Wednesday, June 2, 2010

DAI (Dynamic Arp Inspection)

First, if anyone doesn't know about DHCP snooping, you may want to read the previous post about it, although all you need to know in regard to DAI is that you need to turn DHCP snooping on, and it will collect a database of IP/MAC/Interface/Leasetime/etc. of all DHCP requests it sees. You can also statically add addresses for static IP'd devices.

Next, I'll quickly explain ARP and CAM tables. Every switch stores a copy of what mac address(es) are located off each interface in a CAM table (content addressable memory). If the host hasn't sent or received a packet in a while (or is unplugged), the mac address will time-out and be removed from the cam table. To find that mac address next time a packet comes, the switch must broadcast (flood) out packets to all switch ports and wait for a response.

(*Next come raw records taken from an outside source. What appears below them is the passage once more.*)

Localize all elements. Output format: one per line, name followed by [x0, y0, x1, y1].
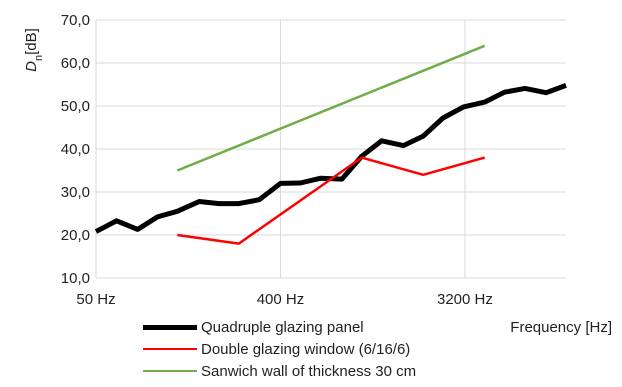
legend-item: Sanwich wall of thickness 30 cm [143, 360, 416, 382]
legend-item: Quadruple glazing panel [143, 316, 416, 338]
series-line [177, 156, 486, 245]
y-tick-labels: 10,0 20,0 30,0 40,0 50,0 60,0 70,0 [61, 12, 90, 287]
x-axis-title: Frequency [Hz] [510, 319, 612, 336]
legend-swatch [143, 324, 197, 330]
grid [95, 19, 566, 279]
y-tick-label: 40,0 [61, 141, 90, 158]
y-tick-label: 70,0 [61, 12, 90, 29]
y-tick-label: 60,0 [61, 55, 90, 72]
legend-label: Sanwich wall of thickness 30 cm [201, 362, 417, 380]
series-line [176, 44, 486, 172]
legend-label: Double glazing window (6/16/6) [201, 340, 411, 358]
y-axis-title: Dn[dB] [23, 28, 45, 72]
y-tick-label: 10,0 [61, 270, 90, 287]
y-tick-label: 20,0 [61, 227, 90, 244]
series-lines [94, 44, 567, 245]
y-axis-title-subscript: n [33, 55, 45, 61]
x-tick-labels: 50 Hz 400 Hz 3200 Hz [76, 291, 492, 308]
legend: Quadruple glazing panel Double glazing wi… [143, 316, 416, 382]
legend-swatch [143, 347, 197, 351]
y-axis-title-unit: [dB] [23, 28, 40, 55]
legend-swatch [143, 369, 197, 373]
y-tick-label: 30,0 [61, 184, 90, 201]
legend-item: Double glazing window (6/16/6) [143, 338, 416, 360]
x-tick-label: 50 Hz [76, 291, 115, 308]
y-tick-label: 50,0 [61, 98, 90, 115]
x-tick-label: 3200 Hz [437, 291, 493, 308]
legend-label: Quadruple glazing panel [201, 318, 364, 336]
x-tick-label: 400 Hz [257, 291, 305, 308]
y-axis-title-base: D [23, 61, 40, 72]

ARP is the address resolution protocol. Routers keep an ARP table, or a list of what IP addresses match what mac addresses. (view with the command: show IP arp) The router is then able to rewrite the destination mac address on incoming packets to the matching IP/MAC entree so that the layer 2 edge switches can find the host (since layer 2 switches ONLY understand mac addresses, know your OSI model).

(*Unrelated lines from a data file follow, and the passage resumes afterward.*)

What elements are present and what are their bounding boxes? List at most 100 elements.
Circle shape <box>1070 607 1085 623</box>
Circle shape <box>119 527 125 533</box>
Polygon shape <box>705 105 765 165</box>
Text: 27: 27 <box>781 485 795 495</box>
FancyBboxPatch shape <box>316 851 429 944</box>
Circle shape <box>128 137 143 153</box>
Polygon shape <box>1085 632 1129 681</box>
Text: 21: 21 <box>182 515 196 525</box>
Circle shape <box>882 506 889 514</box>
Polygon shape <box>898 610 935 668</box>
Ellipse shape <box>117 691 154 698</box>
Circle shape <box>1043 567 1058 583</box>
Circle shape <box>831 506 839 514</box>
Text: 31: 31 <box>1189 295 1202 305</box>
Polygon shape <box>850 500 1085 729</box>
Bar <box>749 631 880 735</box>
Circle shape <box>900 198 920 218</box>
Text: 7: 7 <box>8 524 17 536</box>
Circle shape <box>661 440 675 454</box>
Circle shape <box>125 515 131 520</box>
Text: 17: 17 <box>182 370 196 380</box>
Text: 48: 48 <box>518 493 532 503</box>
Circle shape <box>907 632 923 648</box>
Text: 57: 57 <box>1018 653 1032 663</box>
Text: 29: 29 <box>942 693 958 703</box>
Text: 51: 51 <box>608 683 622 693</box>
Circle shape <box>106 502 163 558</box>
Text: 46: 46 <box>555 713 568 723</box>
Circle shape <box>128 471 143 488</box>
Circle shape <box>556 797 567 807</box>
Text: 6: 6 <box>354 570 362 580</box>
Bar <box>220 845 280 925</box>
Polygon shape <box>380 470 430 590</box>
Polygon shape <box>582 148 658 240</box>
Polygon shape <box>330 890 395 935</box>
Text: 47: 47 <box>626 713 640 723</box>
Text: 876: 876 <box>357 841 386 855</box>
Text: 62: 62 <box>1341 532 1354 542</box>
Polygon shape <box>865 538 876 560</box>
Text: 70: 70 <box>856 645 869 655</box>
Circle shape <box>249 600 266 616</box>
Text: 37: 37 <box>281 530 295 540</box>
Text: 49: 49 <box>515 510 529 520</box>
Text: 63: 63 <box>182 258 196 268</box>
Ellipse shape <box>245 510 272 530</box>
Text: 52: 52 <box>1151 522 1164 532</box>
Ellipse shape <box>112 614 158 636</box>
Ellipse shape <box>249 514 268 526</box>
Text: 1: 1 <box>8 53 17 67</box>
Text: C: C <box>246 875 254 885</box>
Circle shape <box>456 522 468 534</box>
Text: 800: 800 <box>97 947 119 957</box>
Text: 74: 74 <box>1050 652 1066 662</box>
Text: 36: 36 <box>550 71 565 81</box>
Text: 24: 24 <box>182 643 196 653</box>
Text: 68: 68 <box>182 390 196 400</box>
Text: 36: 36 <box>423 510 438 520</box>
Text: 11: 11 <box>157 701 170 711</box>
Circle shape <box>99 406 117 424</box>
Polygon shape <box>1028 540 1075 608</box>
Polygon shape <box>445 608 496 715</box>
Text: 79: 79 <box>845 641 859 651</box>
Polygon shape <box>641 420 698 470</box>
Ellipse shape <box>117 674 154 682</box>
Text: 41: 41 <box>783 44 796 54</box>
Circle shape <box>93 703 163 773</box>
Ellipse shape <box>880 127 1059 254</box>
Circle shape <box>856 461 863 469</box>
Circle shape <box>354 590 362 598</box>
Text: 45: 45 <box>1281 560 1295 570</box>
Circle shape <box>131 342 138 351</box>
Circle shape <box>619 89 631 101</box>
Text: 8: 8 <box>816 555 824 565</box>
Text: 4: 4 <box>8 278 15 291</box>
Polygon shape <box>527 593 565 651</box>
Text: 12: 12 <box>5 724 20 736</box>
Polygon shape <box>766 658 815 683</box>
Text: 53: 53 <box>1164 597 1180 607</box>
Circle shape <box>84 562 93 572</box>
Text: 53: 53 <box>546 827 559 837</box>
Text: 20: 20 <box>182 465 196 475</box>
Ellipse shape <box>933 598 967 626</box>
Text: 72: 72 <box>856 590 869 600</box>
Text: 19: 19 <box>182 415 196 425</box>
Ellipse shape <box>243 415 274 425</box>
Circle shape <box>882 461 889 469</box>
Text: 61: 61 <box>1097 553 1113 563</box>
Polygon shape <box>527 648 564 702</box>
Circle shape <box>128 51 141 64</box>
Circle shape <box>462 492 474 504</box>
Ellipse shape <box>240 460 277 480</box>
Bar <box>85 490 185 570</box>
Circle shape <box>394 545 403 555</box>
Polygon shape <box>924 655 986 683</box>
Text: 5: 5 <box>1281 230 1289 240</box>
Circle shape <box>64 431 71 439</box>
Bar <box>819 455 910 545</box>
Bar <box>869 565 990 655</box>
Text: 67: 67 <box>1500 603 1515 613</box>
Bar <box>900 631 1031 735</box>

For example: The diagram describes a regular ARP request. The router must flood out an ARP request to find the destination host's mac address, re-write the packet header and then is able to send the packet. (This ARP request/cam table fill, is why the first ping of a host that hasn't sent packets lately or is new to the network will always fail. The second or third will work correctly.)





Now, what if people didn't play so nicely. What if a malicious host on port 2 of the layer 2 switch responded to the ARP request before the real client saying THEY had mac address bbbb.1111.bbbb and IP address 192.168.5.3. The router would update it's ARP table to match 192.168.5.3 with mac bbbb.1111.bbbb, and the switch would include the mac in it's cam table for port 2. Any new packets sent to 192.168.5.3 would be sent to the malicious host, who can then forward it to the real host after assessing it's contents if it wishes. This attack is known as ARP spoofing or ARP poisening.

Enter Dynamic ARP inspection. DAI works similar to DHCP snooping, in that all ports need to be set as either trusted or untrusted. All packets entering an untrusted port are intercepted and checked, while trusted ports (switch uplinks) pass traffic without DAI checking anything. If a packet enters an untrusted port but doesn't match the information gathered either statically or in the DHCP snooping database, the packet is dropped and a log message created.

Commands: (Assuming you already have DHCP snooping running) turn on DAI on client vlans.

Switch(config)#ip arp inspection vlan vlan range

All switch ports in those vlans are now considered un-trusted. Make any switch uplinks or explicitly trusted ports trusted with the interface command

switch(config-if)#ip arp inspection trust

For static IPs that are not included in the DHCP snooping database, you can use an access-list. (Note that this is not a regular ACL as it includes a mac address and only the sender information. This is specifically an arp ACL)

arp access-list aclName
permit ip host senderIP mac host sender Mac Address [log]
(repeat this as needed for more static entrees)
exit
ip arp inspection filter aclName vlan Vlan range



One further thing you can do. By default this only checks the ARP reply's message body, you can also verify the ARP reply's packet header for further security.